The theory of small joys is something that my dad and I have been developing ever since I was a little kid, and I’m sure it’s a commonly held theory that is widely written and talked about. Nevertheless, it holds true to form – if you measure the small things in your life that make you happy, they will amass and, over time, form a sustainable center of happiness from which you might draw happiness in other areas of your life.
Everyone who has the phrase “that’s privileged” gracing the tips of their lips right now, please inhale deeply instead of saying it and just give me a minute. I know that “happiness,” the kind you’re thinking of, is a privileged kind of happiness. The kind of happiness where you don’t have to worry about money or stress about safety in your town is not the only kind of happiness. It is a privileged kind of happiness, but it is qualitative and informed by societal context.
I believe that there is something universally regarded as happiness. It rests inside the human soul, and it cannot be taken away from a human being. It can be stifled and shuffled and de-prioritized, it can be challenged and suppressed and widely diminished, but it is not something which can be stolen. And, the way to access it is through the theory of small joys.
In everyone’s life, there are moments that are better for their mental, emotional, spiritual and/or physical health than other moments. The ones that do the best things for mental, emotional, spiritual and physical health are moments of joy. If your cultural context is that you are a poor, single, working mother in a country with high crime, your moment of joy might be that your kid didn’t spend all his money on lunch and now you have two extra dollars for the week. If your cultural context is that you are a rich, married, working father in a city with no crime, your moment of joy might be that your huge meeting with the investors ended early, and you can go home and see your wife.
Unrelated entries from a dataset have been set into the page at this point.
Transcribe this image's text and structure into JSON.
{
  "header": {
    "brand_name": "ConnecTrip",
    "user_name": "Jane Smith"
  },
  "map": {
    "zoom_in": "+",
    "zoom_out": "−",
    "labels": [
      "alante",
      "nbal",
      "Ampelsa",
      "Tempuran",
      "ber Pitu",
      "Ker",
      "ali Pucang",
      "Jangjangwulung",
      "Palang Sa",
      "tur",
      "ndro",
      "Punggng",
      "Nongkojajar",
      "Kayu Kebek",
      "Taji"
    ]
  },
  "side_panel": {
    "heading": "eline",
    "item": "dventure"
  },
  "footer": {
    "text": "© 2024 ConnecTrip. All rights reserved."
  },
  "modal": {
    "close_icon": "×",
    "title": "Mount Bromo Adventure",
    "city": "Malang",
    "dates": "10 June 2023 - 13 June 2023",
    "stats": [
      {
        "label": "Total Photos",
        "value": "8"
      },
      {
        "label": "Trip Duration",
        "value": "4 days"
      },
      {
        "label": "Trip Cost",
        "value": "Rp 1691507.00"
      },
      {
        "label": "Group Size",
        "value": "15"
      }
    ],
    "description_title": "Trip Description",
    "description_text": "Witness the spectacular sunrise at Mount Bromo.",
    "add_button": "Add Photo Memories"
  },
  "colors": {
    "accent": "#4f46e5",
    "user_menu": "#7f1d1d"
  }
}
Qualitatively, these two scenarios are extraordinarily different. In terms of social justice and identity politics and general fairness of life, there are many reasons why saying the working mom is happy in that moment seems absurd. But quantitatively, the working mom’s spiritual, emotional, physical and mental health is increased by the extra cash, and that is a moment of joy that she can look back on and draw from in the future. Small joys are important because they color moments without joy with the tinge or potential for joy in the future and with the memory of joy from the past.